Pan-Roasted Porterhouse Steak

Absolutely perfect Pan-Roasted Porterhouse Steak with creamy White beans is an excellent dinner. The T-bone and porterhouse are steaks of beef cut from the short loin. Both steaks include a “T-shaped” bone with meat on each side. Porterhouse steaks are cut from the rear end of the short loin and thus include more tenderloin steak, along with (on the other side of the bone) a large strip steak.

This delicious Porterhouse Steak also pairs well with Easy Potato Soufflé, Roasted Sweet Potatoes with Honey and Cinnamon or Romanoff Potatoes.

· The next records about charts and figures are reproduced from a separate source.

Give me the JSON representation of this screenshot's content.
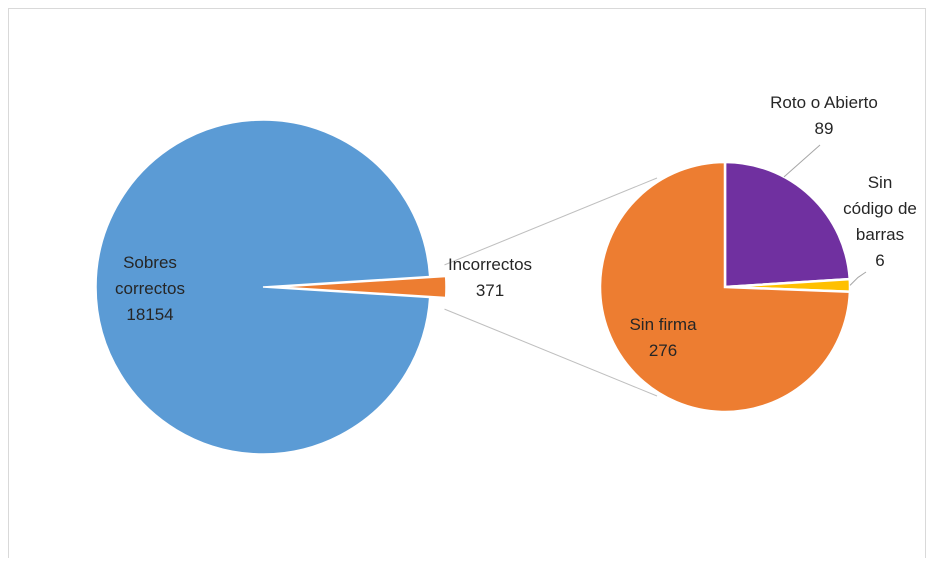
{
  "chart_data": {
    "type": "pie",
    "subtype": "pie-of-pie",
    "main_pie": {
      "slices": [
        {
          "label_lines": [
            "Sobres",
            "correctos"
          ],
          "value": 18154,
          "color": "#5b9bd5"
        },
        {
          "label_lines": [
            "Incorrectos"
          ],
          "value": 371,
          "color": "#ed7d31"
        }
      ]
    },
    "secondary_pie": {
      "slices": [
        {
          "label_lines": [
            "Sin firma"
          ],
          "value": 276,
          "color": "#ed7d31"
        },
        {
          "label_lines": [
            "Roto o Abierto"
          ],
          "value": 89,
          "color": "#7030a0"
        },
        {
          "label_lines": [
            "Sin",
            "código de",
            "barras"
          ],
          "value": 6,
          "color": "#ffc000"
        }
      ]
    },
    "title": "",
    "legend": "none"
  }
}
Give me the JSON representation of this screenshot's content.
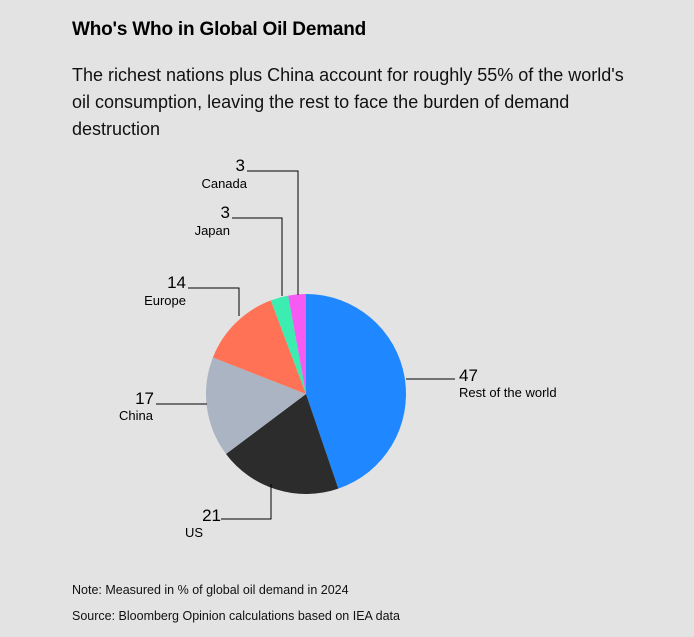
{
  "title": "Who's Who in Global Oil Demand",
  "subtitle": "The richest nations plus China account for roughly 55% of the world's oil consumption, leaving the rest to face the burden of demand destruction",
  "note": "Note: Measured in % of global oil demand in 2024",
  "source": "Source: Bloomberg Opinion calculations based on IEA data",
  "chart_data": {
    "type": "pie",
    "title": "Who's Who in Global Oil Demand",
    "unit": "% of global oil demand in 2024",
    "slices": [
      {
        "label": "Rest of the world",
        "value": 47,
        "color": "#1f87ff"
      },
      {
        "label": "US",
        "value": 21,
        "color": "#2c2c2c"
      },
      {
        "label": "China",
        "value": 17,
        "color": "#aab4c3"
      },
      {
        "label": "Europe",
        "value": 14,
        "color": "#ff7256"
      },
      {
        "label": "Japan",
        "value": 3,
        "color": "#3cedb1"
      },
      {
        "label": "Canada",
        "value": 3,
        "color": "#f55bf3"
      }
    ]
  }
}
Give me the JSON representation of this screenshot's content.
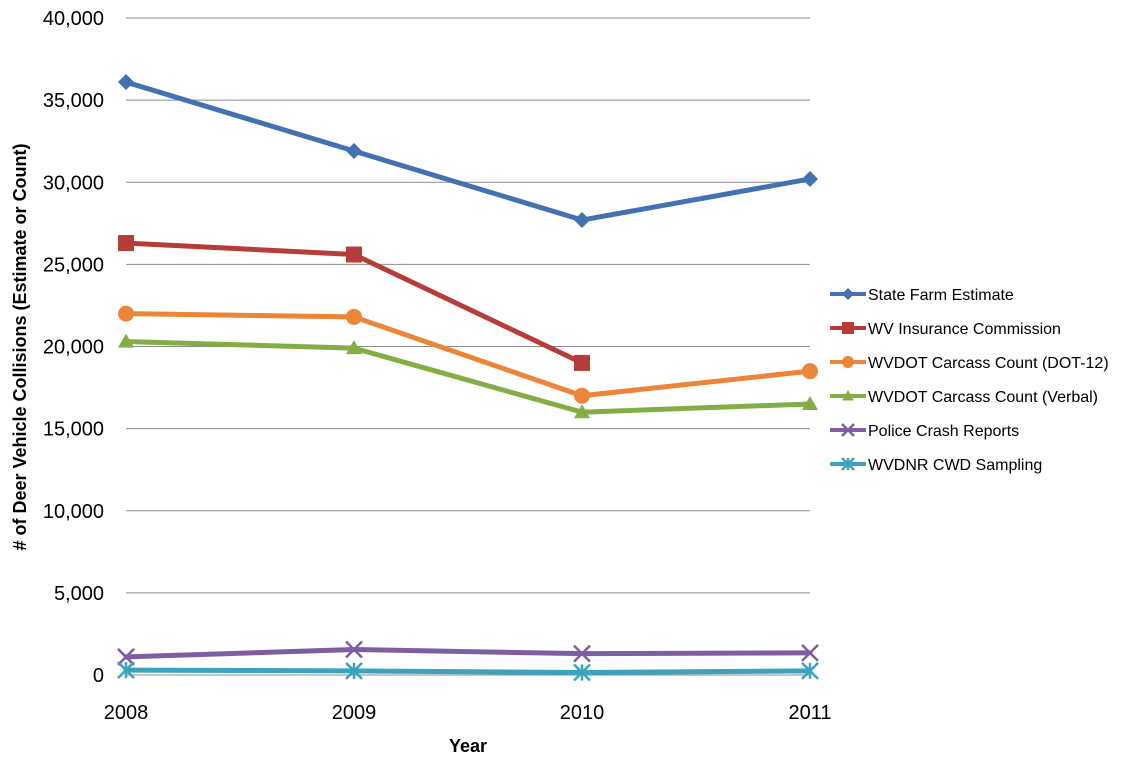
{
  "chart_data": {
    "type": "line",
    "title": "",
    "xlabel": "Year",
    "ylabel": "# of Deer Vehicle Collisions (Estimate or Count)",
    "categories": [
      "2008",
      "2009",
      "2010",
      "2011"
    ],
    "ylim": [
      0,
      40000
    ],
    "yticks": [
      0,
      5000,
      10000,
      15000,
      20000,
      25000,
      30000,
      35000,
      40000
    ],
    "ytick_labels": [
      "0",
      "5,000",
      "10,000",
      "15,000",
      "20,000",
      "25,000",
      "30,000",
      "35,000",
      "40,000"
    ],
    "grid": true,
    "legend_position": "right",
    "series": [
      {
        "name": "State Farm Estimate",
        "color": "#4372b2",
        "marker": "diamond",
        "values": [
          36100,
          31900,
          27700,
          30200
        ]
      },
      {
        "name": "WV Insurance Commission",
        "color": "#b63c39",
        "marker": "square",
        "values": [
          26300,
          25600,
          19000,
          null
        ]
      },
      {
        "name": "WVDOT Carcass Count (DOT-12)",
        "color": "#ec8538",
        "marker": "circle",
        "values": [
          22000,
          21800,
          17000,
          18500
        ]
      },
      {
        "name": "WVDOT Carcass Count (Verbal)",
        "color": "#85ad45",
        "marker": "triangle",
        "values": [
          20300,
          19900,
          16000,
          16500
        ]
      },
      {
        "name": "Police Crash Reports",
        "color": "#7e5ea2",
        "marker": "x",
        "values": [
          1100,
          1550,
          1300,
          1350
        ]
      },
      {
        "name": "WVDNR CWD Sampling",
        "color": "#3aa3bd",
        "marker": "star",
        "values": [
          300,
          250,
          150,
          250
        ]
      }
    ]
  }
}
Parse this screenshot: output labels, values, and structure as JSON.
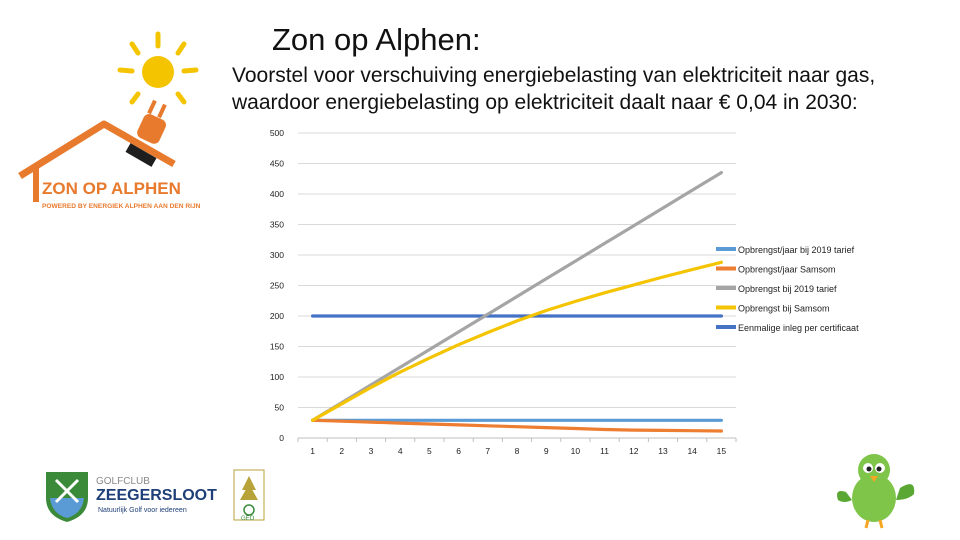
{
  "page": {
    "title": "Zon op Alphen:",
    "subtitle": "Voorstel voor verschuiving energiebelasting van elektriciteit naar gas, waardoor energiebelasting op elektriciteit daalt naar € 0,04 in 2030:"
  },
  "logos": {
    "zon_op_alphen": {
      "name": "ZON OP ALPHEN",
      "tagline": "POWERED BY ENERGIEK ALPHEN AAN DEN RIJN",
      "color": "#e87a2e",
      "sun_color": "#f5c400"
    },
    "golfclub": {
      "line1": "GOLFCLUB",
      "line2": "ZEEGERSLOOT",
      "tagline": "Natuurlijk Golf voor iedereen",
      "color": "#1f3f78"
    },
    "geo": {
      "label": "GEO"
    },
    "bird": {
      "icon": "green-bird-mascot"
    }
  },
  "chart_data": {
    "type": "line",
    "x": [
      1,
      2,
      3,
      4,
      5,
      6,
      7,
      8,
      9,
      10,
      11,
      12,
      13,
      14,
      15
    ],
    "ylim": [
      0,
      500
    ],
    "yticks": [
      0,
      50,
      100,
      150,
      200,
      250,
      300,
      350,
      400,
      450,
      500
    ],
    "grid": true,
    "legend_position": "right",
    "series": [
      {
        "name": "Opbrengst/jaar bij 2019 tarief",
        "color": "#5b9bd5",
        "values": [
          29,
          29,
          29,
          29,
          29,
          29,
          29,
          29,
          29,
          29,
          29,
          29,
          29,
          29,
          29
        ]
      },
      {
        "name": "Opbrengst/jaar Samsom",
        "color": "#ed7d31",
        "values": [
          29,
          27.5,
          26,
          24.5,
          23,
          21.5,
          20,
          18.5,
          17,
          15.5,
          14,
          13,
          12.5,
          12,
          11.5
        ]
      },
      {
        "name": "Opbrengst bij 2019 tarief",
        "color": "#a5a5a5",
        "values": [
          29,
          58,
          87,
          116,
          145,
          174,
          203,
          232,
          261,
          290,
          319,
          348,
          377,
          406,
          435
        ]
      },
      {
        "name": "Opbrengst bij Samsom",
        "color": "#f5c400",
        "values": [
          29,
          56,
          83,
          108,
          131,
          153,
          173,
          192,
          209,
          224,
          238,
          251,
          264,
          276,
          288
        ]
      },
      {
        "name": "Eenmalige inleg per certificaat",
        "color": "#4472c4",
        "values": [
          200,
          200,
          200,
          200,
          200,
          200,
          200,
          200,
          200,
          200,
          200,
          200,
          200,
          200,
          200
        ]
      }
    ]
  }
}
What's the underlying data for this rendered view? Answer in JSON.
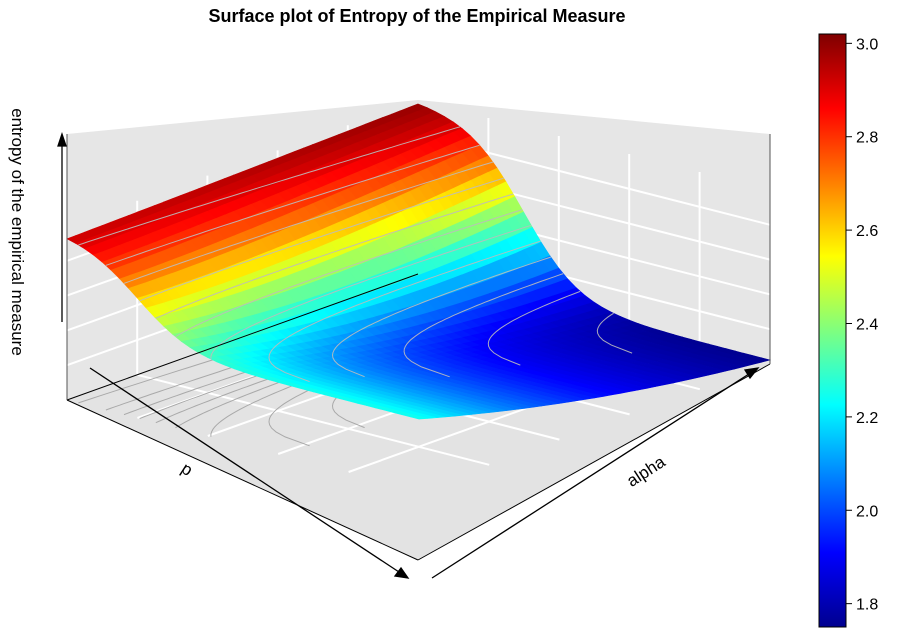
{
  "chart_data": {
    "type": "surface3d",
    "title": "Surface plot of Entropy of the Empirical Measure",
    "xlabel": "p",
    "ylabel": "alpha",
    "zlabel": "entropy of the empirical measure",
    "grid": true,
    "contours": true,
    "colorbar": {
      "position": "right",
      "palette": "jet",
      "range": [
        1.75,
        3.02
      ],
      "ticks": [
        "1.8",
        "2.0",
        "2.2",
        "2.4",
        "2.6",
        "2.8",
        "3.0"
      ],
      "colors": [
        "#00008f",
        "#0000ff",
        "#007fff",
        "#00ffff",
        "#7fff7f",
        "#ffff00",
        "#ff7f00",
        "#ff0000",
        "#7f0000"
      ]
    },
    "z_range": [
      1.75,
      3.02
    ],
    "surface_description": "High entropy (~3.0) near alpha minimum; entropy falls with increasing alpha to ~1.75, decreasing faster for larger p"
  }
}
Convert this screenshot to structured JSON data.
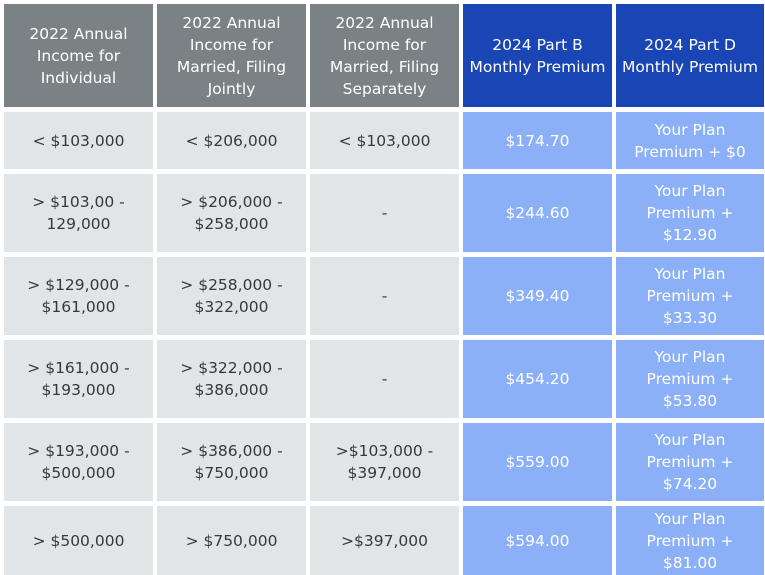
{
  "table": {
    "headers": [
      "2022 Annual\nIncome for\nIndividual",
      "2022 Annual\nIncome for\nMarried, Filing\nJointly",
      "2022 Annual\nIncome for\nMarried, Filing\nSeparately",
      "2024 Part B\nMonthly Premium",
      "2024 Part D\nMonthly Premium"
    ],
    "rows": [
      [
        "< $103,000",
        "< $206,000",
        "< $103,000",
        "$174.70",
        "Your Plan\nPremium + $0"
      ],
      [
        "> $103,00 -\n129,000",
        "> $206,000 -\n$258,000",
        "-",
        "$244.60",
        "Your Plan\nPremium + $12.90"
      ],
      [
        "> $129,000 -\n$161,000",
        "> $258,000 -\n$322,000",
        "-",
        "$349.40",
        "Your Plan\nPremium + $33.30"
      ],
      [
        "> $161,000 -\n$193,000",
        "> $322,000 -\n$386,000",
        "-",
        "$454.20",
        "Your Plan\nPremium + $53.80"
      ],
      [
        "> $193,000 -\n$500,000",
        "> $386,000 -\n$750,000",
        ">$103,000 -\n$397,000",
        "$559.00",
        "Your Plan\nPremium + $74.20"
      ],
      [
        "> $500,000",
        "> $750,000",
        ">$397,000",
        "$594.00",
        "Your Plan\nPremium + $81.00"
      ]
    ]
  }
}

  • 1 porterhouse steak, about 1 1/2 lb. and 1 1/4 to 1 1/2 inches thick, patted dry
  • 1 Tbs. olive oil, plus more for serving
  • Kosher salt and freshly ground pepper, to taste

For the creamy white beans

  • 2 Tbs. olive oil
  • 1 leek, white portion only, rinsed and finely chopped
  • 1 garlic clove, minced
  • 1 can (15 oz.) cannellini beans, rinsed and drained
  • 1 tsp. fresh lemon juice
  • 1/4 tsp. kosher salt
  • Freshly ground pepper, to taste
  • 1 Tbs. heavy cream
  • 1 Tbs. coarsely chopped fresh flat-leaf parsley
  • 1 tsp. minced fresh rosemary


  1. Rub both sides of the steak with the 1 Tbs. olive oil. Let stand at room temperature for 1 to 1 1/2 hours.
  2. Heat a large, ovenproof fry pan over high heat until it is very hot, about 3 minutes. Season one side of the steak generously with salt. Add enough olive oil to the pan to coat the bottom and reduce the heat to medium-high. When the oil is shimmering, use tongs to place the steak, salted side down, in the pan, and cook without moving the steak for 2 1/2 minutes. Season the top with salt, turn the steak over and season with pepper. Cook for 2 1/2 minutes more. Transfer the steak to a rack set over a plate, and let stand at room temperature for at least 30 minutes.
  3. Meanwhile, make the creamy white beans: In a fry pan over medium-low heat, warm 1 Tbs. of the olive oil. Add the leek and cook, stirring occasionally, until softened, about 5 minutes. Add the garlic, stir once and remove from the heat. In a food processor, combine the beans, the remaining 1 Tbs. olive oil, the lemon juice, salt and a few grinds of pepper and process until smooth. Stir the bean mixture into the leeks and add the cream, parsley and rosemary. Place over medium-low heat until warmed through.
  4. Preheat an oven to 425°F.
  5. Return the steak to the pan, place in the oven and cook until an instant-read thermometer inserted into the steak, away from the bone, registers 130° to 135°F for medium-rare, about 12 minutes, or until done to your liking. Transfer the steak to the rack and let rest, uncovered, for 5 to 8 minutes.
  6. Cut the sirloin away from the bone on one side and the filet section on the other. Cut across the grain into thick slices. Arrange on plates. Serve immediately with the creamy white beans, passing olive oil at the table for drizzling.